Nel 1632 la contessa di Cinchon, moglie del governatore spagnolo del Perù, comincia a soffrire di febbre e viene curata con il decotto di una corteccia di una pianta detta “china-china” dagli indigeni, che da tempo la utilizzano come febbrifugo.
Le Cinchona sono alberi sempreverdi che, allo stato spontaneo raggiungono grandi dimensioni, di altezza fino a 20-30 metri con tronco eretto, non molto robusti, che raggiungono i 30 cm di diametro. La sua corteccia è rossobruna fortemente fessurata, i rametti sono spesso pubescenti. Le foglie hanno un picciolo medio, sono orbicolari o largamente ovali, la cui base varia da cordata a cuneata con il lembo che decorre lungo il picciolo. Originaria delle Ande peruviane, dell’Ecuador, della Colombia dove cresce fra i 1000 e i 2000 metri, con punte fino ai 3000 metri.
Dalla corteccia amara dell’albero della china si ricava la chinina, una sostanza alcalina biancastra, tonica da cui, a sua volta, si ricava il chinino.
La chinina possiede svariate altre proprietà medicamentose: è indicata nelle nevralgie reumatiche, per eliminare i catarri dallo stomaco. Viene usata come tonico per i convalescenti.
La scoperta delle sue proprietà terapeutiche, pur risalendo a meno di quattro secoli fa, è avvolta nella leggenda.
Una delle versioni narra che in Perù, a seguito di un terremoto, diversi alberi di china caddero in un laghetto rendendone amare le acque.
Dopo qualche tempo, gli indigeni della zona notarono che alcuni animali ammalati che si abbeveravano di quelle acque guarivano miracolosamente.
Grazie alla guarigione della Contessa, la sostanza venna chiamata “polvere della Contessa” e per merito del cardinale Juan de Lugo, divenne monopolio dei Gesuiti. Fu in seguito a questi eventi che la china arrivò in Europa: secondo alcuni introdotta personalmente dalla nobildonna (Linneo nel XVIII sec. catalogherà l’albero della china come “Chinchona” in suo onore), secondo altri per mano dai Gesuiti di Lima (la droga verrà chiamata anche “polvere dei Gesuiti”).
La spezieria dell’Ospedale S. Spirito in Sassia a Roma diventa uno dei principali produttori di sciroppi e medicamenti per la malaria, ma in molti casi – per carenza della polvere originale peruviana – essi vengono “tagliati” con false chine o cortecce inerti, alle quali un infuso di aloe fornisce il sapore amarognolo. Con il nuovo metodo di cura delle febbri a base di china, entra in crisi la dottrina di Galeno.

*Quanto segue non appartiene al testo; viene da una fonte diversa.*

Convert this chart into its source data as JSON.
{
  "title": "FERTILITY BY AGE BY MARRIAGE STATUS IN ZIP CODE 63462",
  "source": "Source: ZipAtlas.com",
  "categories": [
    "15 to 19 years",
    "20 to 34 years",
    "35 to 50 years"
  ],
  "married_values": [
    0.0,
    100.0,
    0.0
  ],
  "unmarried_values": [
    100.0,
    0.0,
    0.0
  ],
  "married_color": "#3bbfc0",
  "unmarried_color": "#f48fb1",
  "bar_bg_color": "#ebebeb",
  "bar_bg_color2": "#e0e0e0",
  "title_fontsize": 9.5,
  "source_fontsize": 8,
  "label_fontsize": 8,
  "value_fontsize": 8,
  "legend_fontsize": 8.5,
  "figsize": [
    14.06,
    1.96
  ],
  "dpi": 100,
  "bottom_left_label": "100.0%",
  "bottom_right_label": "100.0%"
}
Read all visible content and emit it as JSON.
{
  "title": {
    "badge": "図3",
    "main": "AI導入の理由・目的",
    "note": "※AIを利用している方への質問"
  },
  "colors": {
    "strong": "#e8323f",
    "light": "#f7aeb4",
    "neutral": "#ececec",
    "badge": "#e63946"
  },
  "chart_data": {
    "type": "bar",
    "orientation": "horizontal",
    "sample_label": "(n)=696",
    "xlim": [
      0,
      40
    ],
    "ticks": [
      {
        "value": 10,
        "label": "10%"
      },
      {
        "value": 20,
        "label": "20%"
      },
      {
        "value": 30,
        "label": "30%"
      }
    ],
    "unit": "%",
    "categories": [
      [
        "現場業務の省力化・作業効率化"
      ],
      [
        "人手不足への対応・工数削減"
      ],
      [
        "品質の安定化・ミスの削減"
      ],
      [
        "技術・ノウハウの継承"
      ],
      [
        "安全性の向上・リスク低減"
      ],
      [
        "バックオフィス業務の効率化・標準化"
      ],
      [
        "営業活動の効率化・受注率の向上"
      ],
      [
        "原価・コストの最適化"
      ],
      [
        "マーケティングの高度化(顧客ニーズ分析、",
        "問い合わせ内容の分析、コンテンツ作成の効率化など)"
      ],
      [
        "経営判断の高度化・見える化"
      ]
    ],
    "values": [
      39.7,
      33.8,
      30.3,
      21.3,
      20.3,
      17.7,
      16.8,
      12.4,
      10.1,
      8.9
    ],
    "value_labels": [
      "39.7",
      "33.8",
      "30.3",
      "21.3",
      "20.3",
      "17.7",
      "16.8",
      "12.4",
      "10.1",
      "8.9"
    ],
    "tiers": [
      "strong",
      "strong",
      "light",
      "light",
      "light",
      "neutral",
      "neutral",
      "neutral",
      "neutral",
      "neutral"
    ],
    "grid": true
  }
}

Nel Settecento, il costo della china era così alto, che la Spagna ricavava più denaro dalla vendita della sua corteccia di quanto ne guadagnasse dall’argento estratto nelle colonie americane.
Secondo gli studi medici del tempo la china era inoltre consigliata sia per aumentare i flussi mestruali, sia quale rimedio nei deperimenti organici e nelle consunzioni derivate da eccessi sessuali.
Per tutto il XIX e XX sec. da sola o associata al ferro, la china rappresentò uno dei ricostituenti più popolari per risolvere le astenie sessuali e i casi d’impotenza d’affaticamento.
La prima apparizione in Italia data 1612 e nel 1906 l’importante rivista medica «Lancet» scrisse dell’importanza dell’azione dei padri gesuiti.
Il medico italiano Francesco Tortì dimostrò, nel 1712, la diversa natura delle febbri malariche rispetto alle altre patologie febbrili, mentre il chinino venne estratto dalla corteccia dell’albero della china e fu isolato e così chiamato nel 1817 dai ricercatori francesi Pierre Joseph Pelletier e Joseph Bienaimé Caventou.
Il chinino è un rimedio efficace contro la malaria ma è anche un farmaco altamente tossico. È stato il farmaco principalmente usato per la cura della malaria fino alla scoperta della morfoghina.